Among the corporate success stories in South Korea over the last 50 years, Samsung Electronics dominates. When Koreans travel the world, many express pride at the sight of billboards advertising the company's flat-screen televisions, mobile phones and household appliances.
The president of South Korea, Roh Moo-hyun, has even said that Samsung, not he, is the real representative of South Korea abroad, according to members of his political party.
But at home, the Samsung group of companies, controlled by the family of Lee Kun-hee, the chairman of Samsung Electronics, faces growing criticism of its ownership and control arrangements, as well as its handling of a looming generational change. Legislators, regulators and advocates of shareholder rights are questioning the financial structure that links Samsung's 61 affiliates and are trying to gain some influence over how the company is controlled and eventually will be passed on to Lee's son, Lee Jay-yong.

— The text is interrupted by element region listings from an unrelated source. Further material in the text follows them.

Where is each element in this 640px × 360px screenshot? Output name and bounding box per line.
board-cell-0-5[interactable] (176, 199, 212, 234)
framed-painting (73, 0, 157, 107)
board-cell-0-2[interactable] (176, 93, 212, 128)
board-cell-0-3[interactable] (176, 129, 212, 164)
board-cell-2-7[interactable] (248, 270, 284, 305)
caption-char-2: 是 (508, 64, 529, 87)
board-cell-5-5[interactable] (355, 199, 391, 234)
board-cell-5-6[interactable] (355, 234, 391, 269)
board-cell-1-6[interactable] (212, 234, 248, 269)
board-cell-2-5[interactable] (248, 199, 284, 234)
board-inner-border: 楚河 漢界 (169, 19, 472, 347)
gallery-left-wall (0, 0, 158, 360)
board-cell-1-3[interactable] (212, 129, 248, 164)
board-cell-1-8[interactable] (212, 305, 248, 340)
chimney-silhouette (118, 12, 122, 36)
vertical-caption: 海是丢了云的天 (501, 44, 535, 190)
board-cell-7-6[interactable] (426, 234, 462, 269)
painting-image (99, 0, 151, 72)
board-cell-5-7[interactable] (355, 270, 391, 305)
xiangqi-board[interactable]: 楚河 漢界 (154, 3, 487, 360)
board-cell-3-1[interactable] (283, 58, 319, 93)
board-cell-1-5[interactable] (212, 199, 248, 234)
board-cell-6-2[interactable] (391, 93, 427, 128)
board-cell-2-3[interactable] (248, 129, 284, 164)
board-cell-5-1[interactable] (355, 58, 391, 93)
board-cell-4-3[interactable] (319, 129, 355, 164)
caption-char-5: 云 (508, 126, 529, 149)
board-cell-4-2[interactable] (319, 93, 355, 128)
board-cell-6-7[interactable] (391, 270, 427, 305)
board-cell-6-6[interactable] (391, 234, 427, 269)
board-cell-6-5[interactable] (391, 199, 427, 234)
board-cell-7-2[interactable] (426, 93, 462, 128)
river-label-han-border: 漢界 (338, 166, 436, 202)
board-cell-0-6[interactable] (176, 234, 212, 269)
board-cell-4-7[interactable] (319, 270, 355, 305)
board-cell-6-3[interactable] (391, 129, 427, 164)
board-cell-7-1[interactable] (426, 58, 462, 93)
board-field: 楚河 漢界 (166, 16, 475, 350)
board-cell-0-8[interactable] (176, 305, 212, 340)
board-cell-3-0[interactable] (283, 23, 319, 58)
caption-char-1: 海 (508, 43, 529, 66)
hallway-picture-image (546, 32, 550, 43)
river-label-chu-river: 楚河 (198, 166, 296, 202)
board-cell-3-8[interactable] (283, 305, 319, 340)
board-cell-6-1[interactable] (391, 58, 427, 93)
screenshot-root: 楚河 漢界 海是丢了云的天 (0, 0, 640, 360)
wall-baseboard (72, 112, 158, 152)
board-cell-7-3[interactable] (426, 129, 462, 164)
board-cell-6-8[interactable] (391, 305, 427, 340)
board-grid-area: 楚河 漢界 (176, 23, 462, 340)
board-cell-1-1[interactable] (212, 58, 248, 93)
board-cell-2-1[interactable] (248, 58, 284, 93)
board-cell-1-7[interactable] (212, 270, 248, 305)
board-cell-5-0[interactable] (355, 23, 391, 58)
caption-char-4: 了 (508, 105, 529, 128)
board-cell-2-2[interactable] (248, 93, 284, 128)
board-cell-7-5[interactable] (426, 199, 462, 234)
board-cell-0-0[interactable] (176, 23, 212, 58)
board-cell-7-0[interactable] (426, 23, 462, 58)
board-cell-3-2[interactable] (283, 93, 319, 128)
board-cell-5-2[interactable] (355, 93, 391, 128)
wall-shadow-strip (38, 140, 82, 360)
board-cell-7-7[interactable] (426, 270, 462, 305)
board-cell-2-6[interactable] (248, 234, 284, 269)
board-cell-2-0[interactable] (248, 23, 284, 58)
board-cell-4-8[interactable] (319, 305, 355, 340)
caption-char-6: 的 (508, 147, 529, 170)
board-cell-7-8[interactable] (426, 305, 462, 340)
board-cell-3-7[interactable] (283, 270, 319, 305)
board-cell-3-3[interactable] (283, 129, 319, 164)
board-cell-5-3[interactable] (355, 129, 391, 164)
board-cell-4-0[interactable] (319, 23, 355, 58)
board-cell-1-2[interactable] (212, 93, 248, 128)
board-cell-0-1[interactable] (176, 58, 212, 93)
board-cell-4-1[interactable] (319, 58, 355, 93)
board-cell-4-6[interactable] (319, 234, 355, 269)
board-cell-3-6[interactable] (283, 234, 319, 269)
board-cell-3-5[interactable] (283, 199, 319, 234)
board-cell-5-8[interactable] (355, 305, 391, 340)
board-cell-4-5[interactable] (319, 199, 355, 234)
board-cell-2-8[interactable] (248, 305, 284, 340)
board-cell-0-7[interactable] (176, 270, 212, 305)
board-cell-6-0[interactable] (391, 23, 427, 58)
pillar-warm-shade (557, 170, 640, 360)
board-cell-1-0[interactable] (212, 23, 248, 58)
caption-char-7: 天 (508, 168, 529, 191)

This attention on Samsung comes as regulators and legislators here, in an effort to protect shareholders, try to correct the imbalance between voting rights and the exercise of power by the founding families in the country's conglomerates, or chaebol.
Critics say Samsung's complex system of ownership, which ties together an array of financial, manufacturing and other affiliates, breaches either the letter or the spirit of South Korean corporate law.
Kim Sun-woong, executive director of the Center for Good Corporate Governance, said the ownership and control structures at Samsung were "not for the shareholders' profit but rather to retain Lee Kun-hee's corporate control."
The debate is provoking tensions between Samsung and elements of the governing party in the National Assembly. Legislators from Roh's Uri Party are backing two proposed laws that would chip away at the structure that the Lee family uses to manage its empire.
The Uri Party legislators are backed by the Fair Trade Commission in South Korea, which recently released a report showing an imbalance between direct ownership by founding families in the chaebol and their level of voting rights. Within South Korea's 55 top chaebol and their 968 affiliates, founding families on average own just 5 percent of the shares but have 51.2 percent of the voting rights, according to the commission.
The Lee family, with an average of 4.4 percent ownership of Samsung companies, has 31 percent of the voting rights. In Europe, the commission found, the ratio of ownership to voting rights was close to 1-to-1. Lee Seuk-joon, director of the commission's business group division, said the government wanted to "reduce the gap between ownership rights and controlling rights by chaebol chiefs" to protect the rights of minor shareholders and improve corporate checks and balances.
This battle is being fought on several fronts. But the major contest is over two pieces of legislation that would limit the voting rights that financial affiliates of the chaebol could exercise in nonfinancial affiliates. Both are of particular concern to Samsung, which has nine financial affiliates, including Samsung Life Insurance and Samsung Card.
The group relies heavily on these financial affiliates as links in a system of circular holdings that bind it together through Samsung Everland, a holding company that operates South Korea's version of Disneyland and is majority-owned by the Lee family.
Last December, the National Assembly amended the fair-trade law to reduce the voting rights that financial affiliates can have in other parts of the same business group.
The change, to be introduced in three steps by 2008, would cut the Lee family's voting rights in Samsung Electronics by as little as 1 percent, according to the Center for Good Corporate Governance.